A web design RFP is a request for proposal where you send a document to several website design firms for the purpose of them all competing and bidding for the chance to work with you. An RFP can range from being just a few pages to as many as 20 to even 100 pages, which depends on the scope and complexity of the project.
Not everybody needs to put together a website design RFP. Here is who a web design RFP is right for. If your project is in the $10,000 or above range and or you are looking to work with a large agency, then your best bet might be to use an RFP. RFPs are a more formal instrument and because of this they are more suited for corporate or government type websites.
If on the other hand you have a budget under $10,000, or your company culture is more relaxed and easy-going, you may not actually need an RFP to choose the right design firm to work with. For most small to medium-size businesses, simply filling out the contact form on the website design company’s page and initiating a telephone call is all you need to do to get the ball rolling. During this phone call, the design firm can typically get a sense of your needs and then send you a proposal based on the needs and goals determined in your phone call.
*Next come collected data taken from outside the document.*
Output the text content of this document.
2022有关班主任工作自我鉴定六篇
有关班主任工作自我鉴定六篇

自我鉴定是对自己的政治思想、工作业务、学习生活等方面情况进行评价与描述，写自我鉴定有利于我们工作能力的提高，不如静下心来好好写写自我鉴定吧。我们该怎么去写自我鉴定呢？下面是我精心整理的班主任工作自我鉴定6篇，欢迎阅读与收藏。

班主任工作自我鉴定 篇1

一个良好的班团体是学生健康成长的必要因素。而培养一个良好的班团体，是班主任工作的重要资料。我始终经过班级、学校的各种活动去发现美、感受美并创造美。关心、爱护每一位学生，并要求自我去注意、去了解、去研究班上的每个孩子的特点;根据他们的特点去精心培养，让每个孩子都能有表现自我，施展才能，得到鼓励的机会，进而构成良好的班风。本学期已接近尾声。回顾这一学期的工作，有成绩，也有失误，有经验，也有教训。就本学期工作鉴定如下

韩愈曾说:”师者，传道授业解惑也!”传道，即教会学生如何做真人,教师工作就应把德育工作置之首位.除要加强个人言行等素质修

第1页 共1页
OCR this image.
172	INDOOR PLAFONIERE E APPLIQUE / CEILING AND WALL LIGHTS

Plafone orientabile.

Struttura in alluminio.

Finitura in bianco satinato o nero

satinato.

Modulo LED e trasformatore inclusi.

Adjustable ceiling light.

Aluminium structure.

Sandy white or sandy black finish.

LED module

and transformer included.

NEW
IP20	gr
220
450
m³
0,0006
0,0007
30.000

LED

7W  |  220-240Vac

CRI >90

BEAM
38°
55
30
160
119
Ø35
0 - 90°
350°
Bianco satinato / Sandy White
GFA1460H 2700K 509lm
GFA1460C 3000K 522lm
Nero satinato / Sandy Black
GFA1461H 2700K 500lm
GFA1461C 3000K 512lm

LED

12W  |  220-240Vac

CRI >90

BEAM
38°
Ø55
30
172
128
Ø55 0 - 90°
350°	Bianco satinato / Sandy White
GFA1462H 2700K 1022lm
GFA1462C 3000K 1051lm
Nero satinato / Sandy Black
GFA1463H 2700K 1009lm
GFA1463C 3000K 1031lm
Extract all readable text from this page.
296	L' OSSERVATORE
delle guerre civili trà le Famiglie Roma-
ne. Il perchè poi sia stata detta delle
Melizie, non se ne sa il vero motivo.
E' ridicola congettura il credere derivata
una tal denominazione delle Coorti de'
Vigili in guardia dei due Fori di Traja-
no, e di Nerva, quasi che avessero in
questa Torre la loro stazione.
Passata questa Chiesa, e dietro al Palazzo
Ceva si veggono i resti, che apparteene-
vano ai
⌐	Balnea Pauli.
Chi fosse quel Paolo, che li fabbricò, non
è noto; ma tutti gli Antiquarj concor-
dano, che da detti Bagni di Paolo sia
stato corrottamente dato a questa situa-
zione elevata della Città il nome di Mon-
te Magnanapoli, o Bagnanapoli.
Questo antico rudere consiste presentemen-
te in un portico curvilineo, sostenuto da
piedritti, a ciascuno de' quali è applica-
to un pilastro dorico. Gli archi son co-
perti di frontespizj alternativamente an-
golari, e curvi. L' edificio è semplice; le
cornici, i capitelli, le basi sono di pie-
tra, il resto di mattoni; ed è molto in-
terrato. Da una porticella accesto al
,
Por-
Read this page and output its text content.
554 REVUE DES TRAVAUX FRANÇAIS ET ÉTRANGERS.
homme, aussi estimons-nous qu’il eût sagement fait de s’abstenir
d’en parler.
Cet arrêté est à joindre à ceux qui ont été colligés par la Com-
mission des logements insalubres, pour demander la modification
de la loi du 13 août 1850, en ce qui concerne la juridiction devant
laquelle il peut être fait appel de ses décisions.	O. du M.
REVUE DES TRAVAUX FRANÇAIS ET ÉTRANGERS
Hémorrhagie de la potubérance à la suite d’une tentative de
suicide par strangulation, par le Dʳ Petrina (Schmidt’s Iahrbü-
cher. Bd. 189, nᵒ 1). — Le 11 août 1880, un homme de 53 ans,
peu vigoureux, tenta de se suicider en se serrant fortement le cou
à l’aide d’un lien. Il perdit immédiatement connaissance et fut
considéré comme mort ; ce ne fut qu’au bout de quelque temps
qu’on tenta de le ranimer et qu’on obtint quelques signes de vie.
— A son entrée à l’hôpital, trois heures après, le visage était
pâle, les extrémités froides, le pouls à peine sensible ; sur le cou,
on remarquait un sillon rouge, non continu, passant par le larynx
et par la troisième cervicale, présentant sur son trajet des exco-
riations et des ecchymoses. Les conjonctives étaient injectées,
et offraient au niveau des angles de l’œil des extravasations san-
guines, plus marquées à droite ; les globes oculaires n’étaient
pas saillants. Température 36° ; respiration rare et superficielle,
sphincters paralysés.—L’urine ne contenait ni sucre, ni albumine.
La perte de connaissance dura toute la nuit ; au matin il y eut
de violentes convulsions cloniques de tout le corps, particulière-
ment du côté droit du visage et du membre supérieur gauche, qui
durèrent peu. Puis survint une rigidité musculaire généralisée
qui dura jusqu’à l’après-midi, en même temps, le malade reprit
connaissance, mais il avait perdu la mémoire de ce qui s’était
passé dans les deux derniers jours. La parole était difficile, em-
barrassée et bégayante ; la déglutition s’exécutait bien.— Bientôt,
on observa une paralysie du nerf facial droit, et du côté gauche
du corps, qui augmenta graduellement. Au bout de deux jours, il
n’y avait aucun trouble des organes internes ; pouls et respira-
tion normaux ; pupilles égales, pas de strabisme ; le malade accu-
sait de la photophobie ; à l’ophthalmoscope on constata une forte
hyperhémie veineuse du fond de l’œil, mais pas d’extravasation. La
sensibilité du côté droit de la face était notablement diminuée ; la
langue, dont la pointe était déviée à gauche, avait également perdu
When it comes to submitting an RFP, the question you want to ask yourself is what is the experience I want to go for? Designing a new website is ultimately a creative process that involves discovery, intuition and outside the box thinking. Some RFPs can be so daunting and intimidating that they are more likely to be completed by more business oriented design firms rather than truly creative companies who might be put-off by the laborious effort of filling out a 10 page RFP.
The bottom line is that most people do not need to put together a formal RFP when initially contacting a web design firm. A one-page e-mail detailing your specific needs for the project is often the perfect amount of content to get the ball rolling. Also, one last thought: the best indicator for the quality of work that a firm does is in their portfolio. Beware of a great proposal from the firm that has a mediocre portfolio. At the end of the day, you’re looking to get any website and if the websites delivered previously by this firm aren’t great, the chances are that yours won’t be either
With all of that being said, if you decide to move forward with your RFP below is a list of topics you might want to cover. Again, don’t go overboard, but be specific with exactly what it is you’re looking for in a new site, and exactly who you’re looking for in a firm.
“I keep six honest serving-men (They taught me all I knew); Their names are What and Why and When And How and Where and Who.” Rudyard Kipling
If you’re wondering what format you should use for the RFP, a simple Microsoft Word doc will suffice. Some people use Google Docs or a PDF, which are both fine too.